It appears that this image has had brightness and contrast dialled up, in Photoshop, perhaps. But hang on a minute, what's that going on in the centre of the picture? What's with the mashed up cuirassier? He's not been hit by canister, rather he appears to be suffering from dodgy montaging. This image is also grainer, i.e. less smooth, than the top one. And the image in Carruthers' book is, sadly, exactly like the Wikipedia one. So much so, I suspect they are one and the same (or at least sourced from the same original file somehow).
The painting immediately above is, I hope you'll agree, a stunningly beautiful work of art. There's something rather poetic in that the light could easily be twilight (altho' it equally well be dawn: can anyone with more knowledge of the battle tell me which is more likely?), and this was, though a decisive French victory, amongst the very last hurrahs, as 'the sun of Austerlitz' finally set on Napoleon's glory for good.
In the work reproduced above Vernet zooms in on a smaller scene for a change, as Napoleon and his entourage, including the ever flamboyant Murat, turn towards a grenadier, who calle out to them, perhaps simply shouting 'Vive L'Empereur!' (Or is he complaining that his hat doesn't fit?) Vernet captures a kind of charismatic intensity in Bonaparte's face which one imagines he must have possessed, to have lead the way he did.

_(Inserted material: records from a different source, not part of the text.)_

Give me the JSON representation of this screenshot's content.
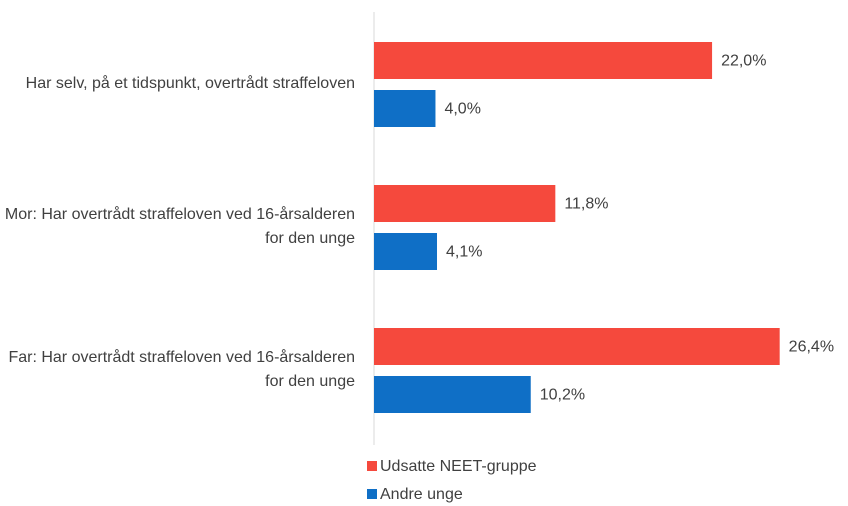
{
  "chart_data": {
    "type": "hbar",
    "categories": [
      "Har selv, på et tidspunkt, overtrådt straffeloven",
      "Mor: Har overtrådt straffeloven ved 16-årsalderen for den unge",
      "Far: Har overtrådt straffeloven ved 16-årsalderen for den unge"
    ],
    "series": [
      {
        "name": "Udsatte NEET-gruppe",
        "color": "#f5493d",
        "values": [
          22.0,
          11.8,
          26.4
        ],
        "value_labels": [
          "22,0%",
          "11,8%",
          "26,4%"
        ]
      },
      {
        "name": "Andre unge",
        "color": "#0f6fc6",
        "values": [
          4.0,
          4.1,
          10.2
        ],
        "value_labels": [
          "4,0%",
          "4,1%",
          "10,2%"
        ]
      }
    ],
    "xlim": [
      0,
      30
    ],
    "legend": "bottom"
  }
}
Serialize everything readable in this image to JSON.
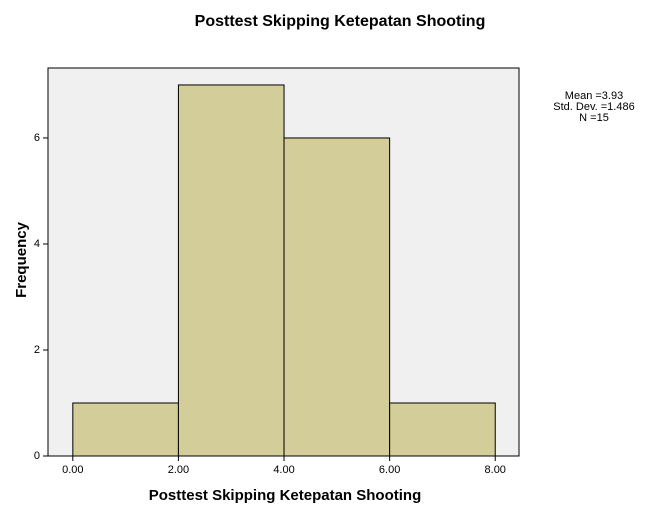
{
  "chart_data": {
    "type": "histogram",
    "title": "Posttest Skipping Ketepatan Shooting",
    "x_label": "Posttest Skipping Ketepatan Shooting",
    "y_label": "Frequency",
    "bins": [
      0,
      2,
      4,
      6,
      8
    ],
    "values": [
      1,
      7,
      6,
      1
    ],
    "color": "#d3ce99",
    "xlim": [
      -0.47,
      8.45
    ],
    "ylim": [
      0,
      7.32
    ],
    "xticks": [
      {
        "value": 0,
        "label": "0.00"
      },
      {
        "value": 2,
        "label": "2.00"
      },
      {
        "value": 4,
        "label": "4.00"
      },
      {
        "value": 6,
        "label": "6.00"
      },
      {
        "value": 8,
        "label": "8.00"
      }
    ],
    "yticks": [
      0,
      2,
      4,
      6
    ],
    "annotations": [
      "Mean =3.93",
      "Std. Dev. =1.486",
      "N =15"
    ]
  }
}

Horace Vernet, looking supremely cool. Mind you, his bum might be quite toasty, if that stove's lit. Vernet was, quite literally, a child of the revolution, being born in 1879. Neither this nor the picture below appear in Carruthers' book.
Lejeune didn't just paint Napoleonic battles, he took part in them. With a kind of pleasingly poetic if not exact symmetry, Lejeune, around 14-15 years older than Vernet, died in 1848, year of France's February revolution, which founded the Second Republic, and saw the beginning of the Second Empire under Bonaparte's nephew, Louis Napoleon.
Perhaps a more poignant if no less bizarre an epitaph to Napoleon's period of ascendancy, his rapid rise and even faster fall, is this painting by Baron Charles de Steuben. 'Vie de Napoléon en huit chapeaux', or 'life of Napoleon in eight hats'! I saw it in the little Museum on the Waterloo battlefield that was Napoleon's H.Q. on the night before the battle, in postcard form. This is another one that isn't in the book, by the way.